Prototype 2 Offers a Lot of Deity, Not a Lot of Definition.

“That is not the question,” he said. “If he’s like a cat or a spider or a fucking wolverine, if he’s huge, if he’s tiny, if he can shoot flames or ice or death rays of vat 69, if he turns into fire or water or stone or India rubber. He could be a Martian, he could be a ghost, he could be a god or a demon or a wizard or a monster. Okay?”

 “How? is not the question. What? is not the question,” Sammy said.

“The question is why.”

“The question is why.”

 -Michael Chabon “The Amazing Adventures of Kavalier and Clay”


The question is why.

For James Heller, the “hero” of Prototype 2, the reason is pretty clear. While he’s in Afghanistan, New York City is again besieged by the virus that ravaged its streets in the first game. His wife and daughter are killed by a bunch of mindless mutants a few days before his tour ends. Alex Mercer, again with the scare quotes, “hero” of the first game, is blamed for this outbreak, so Heller’s why is one of revenge: to kill Mercer whose only distinguishing features include a collection of hoodies, and a teenager’s love for annoying sarcasm.

 This revenge motivation is supposed to be an excuse for everything Heller does in the game. For the superpowers Heller gains – to battle a super mutant he’s going to need to have his own set of super-mutant powers –  and for the carnage he inflicts upon the world. Heller is so blinded with rage about his loved ones that he’s perfectly willing to jump around the city murdering hundreds of enemy soldiers and civilians either intentionally, the player regains health via consuming people, or as collateral damage.

Now I’m asking why I’m playing this.

Wait, umm, wait, that sounds a tad problematic.

So, how do we justify that? If Heller goes on a killing spree, the villains, which also include the scientists and soldiers that make up the Military-Industrial funhouse “Blackwater,” must be evil enough to warrant this wide-scale destruction. They have to be evil in a way that seems unjustifiable, which unfortunately means being evil in a way that makes no practical sense. They have to be cartoon evil. (And just like this game, I’ve said “evil” so many times, it’s lost all meaning.) We see this in war games too: the Nazi villain is a staple because they represent somebody we can righteously hate. In Prototype 2 each new atrocity seems designed to outrage and shock. They have to run science experiments on people, bomb a church, and murder autistic kids for, like, no reason. Pains are taken to make them come off as THE BAD GUYS that I just stopped caring. 

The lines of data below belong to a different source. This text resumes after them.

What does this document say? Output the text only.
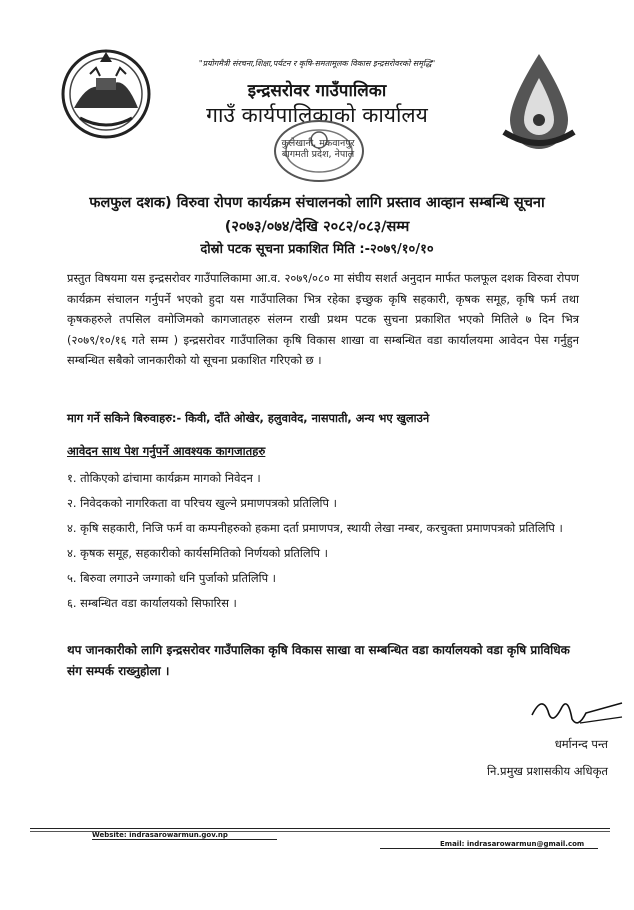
"प्रयोगमैत्री संरचना,शिक्षा,पर्यटन र कृषि-समतामूलक विकास इन्द्रसरोवरको समृद्धि"
इन्द्रसरोवर गाउँपालिका
गाउँ कार्यपालिकाको कार्यालय
कुलेखानी, मकवानपुर
बागमती प्रदेश, नेपाल
फलफुल दशक) विरुवा रोपण कार्यक्रम संचालनको लागि प्रस्ताव आव्हान सम्बन्धि सूचना
(२०७३/०७४/देखि २०८२/०८३/सम्म
दोस्रो पटक सूचना प्रकाशित मिति :-२०७९/१०/१०
प्रस्तुत विषयमा यस इन्द्रसरोवर गाउँपालिकामा आ.व. २०७९/०८० मा संघीय सशर्त अनुदान मार्फत फलफूल दशक विरुवा रोपण कार्यक्रम संचालन गर्नुपर्ने भएको हुदा यस गाउँपालिका भित्र रहेका इच्छुक कृषि सहकारी, कृषक समूह, कृषि फर्म तथा कृषकहरुले तपसिल वमोजिमको कागजातहरु संलग्न राखी प्रथम पटक सुचना प्रकाशित भएको मितिले ७ दिन भित्र (२०७९/१०/१६ गते सम्म ) इन्द्रसरोवर गाउँपालिका कृषि विकास शाखा वा सम्बन्धित वडा कार्यालयमा आवेदन पेस गर्नुहुन सम्बन्धित सबैको जानकारीको यो सूचना प्रकाशित गरिएको छ ।
माग गर्ने सकिने बिरुवाहरु:- किवी, दाँते ओखेर, हलुवावेद, नासपाती, अन्य भए खुलाउने
आवेदन साथ पेश गर्नुपर्ने आवश्यक कागजातहरु
१. तोकिएको ढांचामा कार्यक्रम मागको निवेदन ।
२. निवेदकको नागरिकता वा परिचय खुल्ने प्रमाणपत्रको प्रतिलिपि ।
४. कृषि सहकारी, निजि फर्म वा कम्पनीहरुको हकमा दर्ता प्रमाणपत्र, स्थायी लेखा नम्बर, करचुक्ता प्रमाणपत्रको प्रतिलिपि ।
४. कृषक समूह, सहकारीको कार्यसमितिको निर्णयको प्रतिलिपि ।
५. बिरुवा लगाउने जग्गाको धनि पुर्जाको प्रतिलिपि ।
६. सम्बन्धित वडा कार्यालयको सिफारिस ।
थप जानकारीको लागि इन्द्रसरोवर गाउँपालिका कृषि विकास साखा वा सम्बन्धित वडा कार्यालयको वडा कृषि प्राविधिक संग सम्पर्क राख्नुहोला ।
धर्मानन्द पन्त
नि.प्रमुख प्रशासकीय अधिकृत
Website: indrasarowarmun.gov.np
Email: indrasarowarmun@gmail.com
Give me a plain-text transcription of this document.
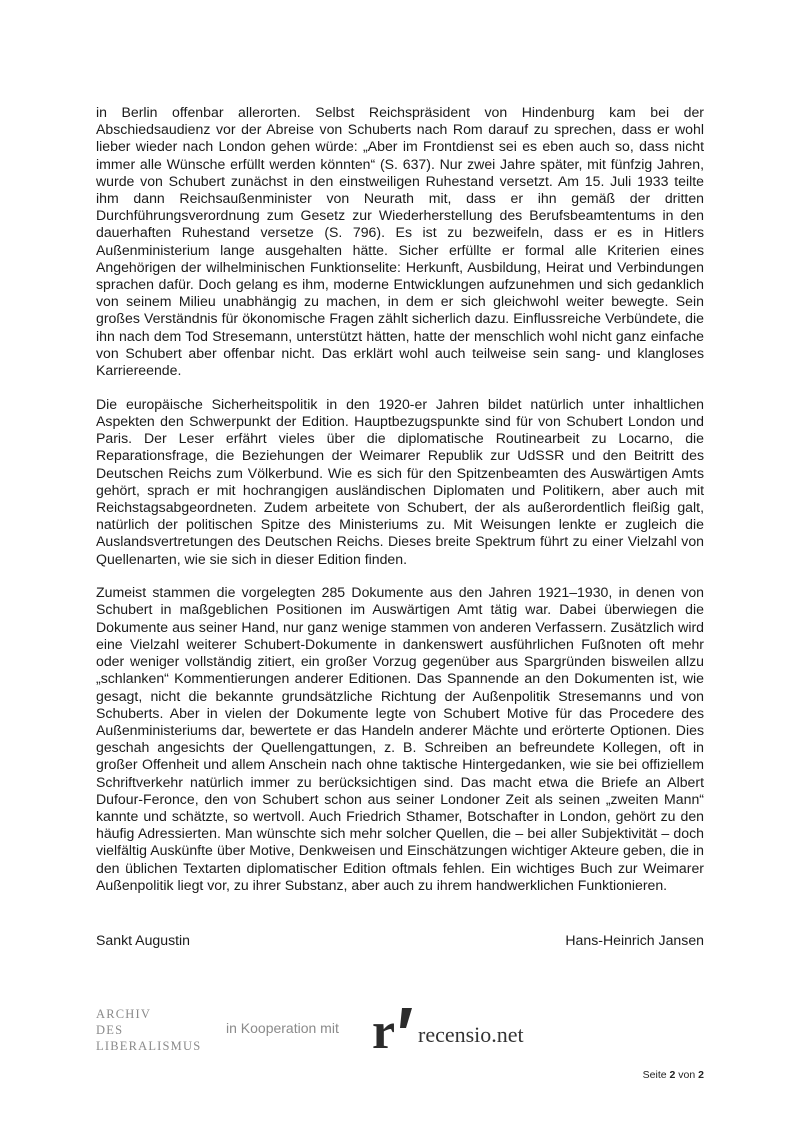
in Berlin offenbar allerorten. Selbst Reichspräsident von Hindenburg kam bei der Abschiedsaudienz vor der Abreise von Schuberts nach Rom darauf zu sprechen, dass er wohl lieber wieder nach London gehen würde: „Aber im Frontdienst sei es eben auch so, dass nicht immer alle Wünsche erfüllt werden könnten“ (S. 637). Nur zwei Jahre später, mit fünfzig Jahren, wurde von Schubert zunächst in den einstweiligen Ruhestand versetzt. Am 15. Juli 1933 teilte ihm dann Reichsaußenminister von Neurath mit, dass er ihn gemäß der dritten Durchführungsverordnung zum Gesetz zur Wiederherstellung des Berufsbeamtentums in den dauerhaften Ruhestand versetze (S. 796). Es ist zu bezweifeln, dass er es in Hitlers Außenministerium lange ausgehalten hätte. Sicher erfüllte er formal alle Kriterien eines Angehörigen der wilhelminischen Funktionselite: Herkunft, Ausbildung, Heirat und Verbindungen sprachen dafür. Doch gelang es ihm, moderne Entwicklungen aufzunehmen und sich gedanklich von seinem Milieu unabhängig zu machen, in dem er sich gleichwohl weiter bewegte. Sein großes Verständnis für ökonomische Fragen zählt sicherlich dazu. Einflussreiche Verbündete, die ihn nach dem Tod Stresemann, unterstützt hätten, hatte der menschlich wohl nicht ganz einfache von Schubert aber offenbar nicht. Das erklärt wohl auch teilweise sein sang- und klangloses Karriereende.

Die europäische Sicherheitspolitik in den 1920-er Jahren bildet natürlich unter inhaltlichen Aspekten den Schwerpunkt der Edition. Hauptbezugspunkte sind für von Schubert London und Paris. Der Leser erfährt vieles über die diplomatische Routinearbeit zu Locarno, die Reparationsfrage, die Beziehungen der Weimarer Republik zur UdSSR und den Beitritt des Deutschen Reichs zum Völkerbund. Wie es sich für den Spitzenbeamten des Auswärtigen Amts gehört, sprach er mit hochrangigen ausländischen Diplomaten und Politikern, aber auch mit Reichstagsabgeordneten. Zudem arbeitete von Schubert, der als außerordentlich fleißig galt, natürlich der politischen Spitze des Ministeriums zu. Mit Weisungen lenkte er zugleich die Auslandsvertretungen des Deutschen Reichs. Dieses breite Spektrum führt zu einer Vielzahl von Quellenarten, wie sie sich in dieser Edition finden.

Zumeist stammen die vorgelegten 285 Dokumente aus den Jahren 1921–1930, in denen von Schubert in maßgeblichen Positionen im Auswärtigen Amt tätig war. Dabei überwiegen die Dokumente aus seiner Hand, nur ganz wenige stammen von anderen Verfassern. Zusätzlich wird eine Vielzahl weiterer Schubert-Dokumente in dankenswert ausführlichen Fußnoten oft mehr oder weniger vollständig zitiert, ein großer Vorzug gegenüber aus Spargründen bisweilen allzu „schlanken“ Kommentierungen anderer Editionen. Das Spannende an den Dokumenten ist, wie gesagt, nicht die bekannte grundsätzliche Richtung der Außenpolitik Stresemanns und von Schuberts. Aber in vielen der Dokumente legte von Schubert Motive für das Procedere des Außenministeriums dar, bewertete er das Handeln anderer Mächte und erörterte Optionen. Dies geschah angesichts der Quellengattungen, z. B. Schreiben an befreundete Kollegen, oft in großer Offenheit und allem Anschein nach ohne taktische Hintergedanken, wie sie bei offiziellem Schriftverkehr natürlich immer zu berücksichtigen sind. Das macht etwa die Briefe an Albert Dufour-Feronce, den von Schubert schon aus seiner Londoner Zeit als seinen „zweiten Mann“ kannte und schätzte, so wertvoll. Auch Friedrich Sthamer, Botschafter in London, gehört zu den häufig Adressierten. Man wünschte sich mehr solcher Quellen, die – bei aller Subjektivität – doch vielfältig Auskünfte über Motive, Denkweisen und Einschätzungen wichtiger Akteure geben, die in den üblichen Textarten diplomatischer Edition oftmals fehlen. Ein wichtiges Buch zur Weimarer Außenpolitik liegt vor, zu ihrer Substanz, aber auch zu ihrem handwerklichen Funktionieren.

Sankt Augustin	Hans-Heinrich Jansen
ARCHIV
DES
LIBERALISMUS
in Kooperation mit r recensio.net
Seite 2 von 2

Nothing in the writing on the game suggests any nuance; all we’re ever doing is going to X to do Y because Z told us to. One of Heller’s abilities is consuming the memories of his victims. Why doesn’t Heller just consume the CEO of Blackwater? Because the game would be ten minutes long. So, instead, we get drip fed targets as a deus ex machina to learn about more targets. At times it seems like the game is going down the tired route of the old Nietzsche saying cautioning against fighting monsters, lest you become one. Even that idea is only mentioned when villains are monologuing (“You know Heller, you and I aren’t that different.”). It becomes clear the more you play the game that the villains are just there and you’re given a carte blanche to fuck shit up, because, why the fuck not? This game is a nihilist. It believes in nothing, Lebowski. Nothing. 

Now I’m asking why I’m playing this.

The developers understand the joy in power fantasies – jumping around and moving through the city, whether through running up skyscrapers or gliding between building, is a pleasure that the game doesn’t indulge in enough. Instead we pound enemies with your mutant hammerfists or dismember the creatures that roam the streets limb by limb or impale enemies on your blade fist…things. There is no catharsis. This isn’t like the explosions that follow the carnage in Just Cause 2, another open world game about taking down a regime. Nor is there the “All the Greatest Hits” appeal of playing a licensed superhero game (Arkham Asylum, Spiderman 2: The Movie: The Game) that has years of thematic weight from another medium to coast off of. Prototype 2 offers streets filled with blood and the occasional chance to take down a helicopter. I’m afraid that isn’t enough for me anymore.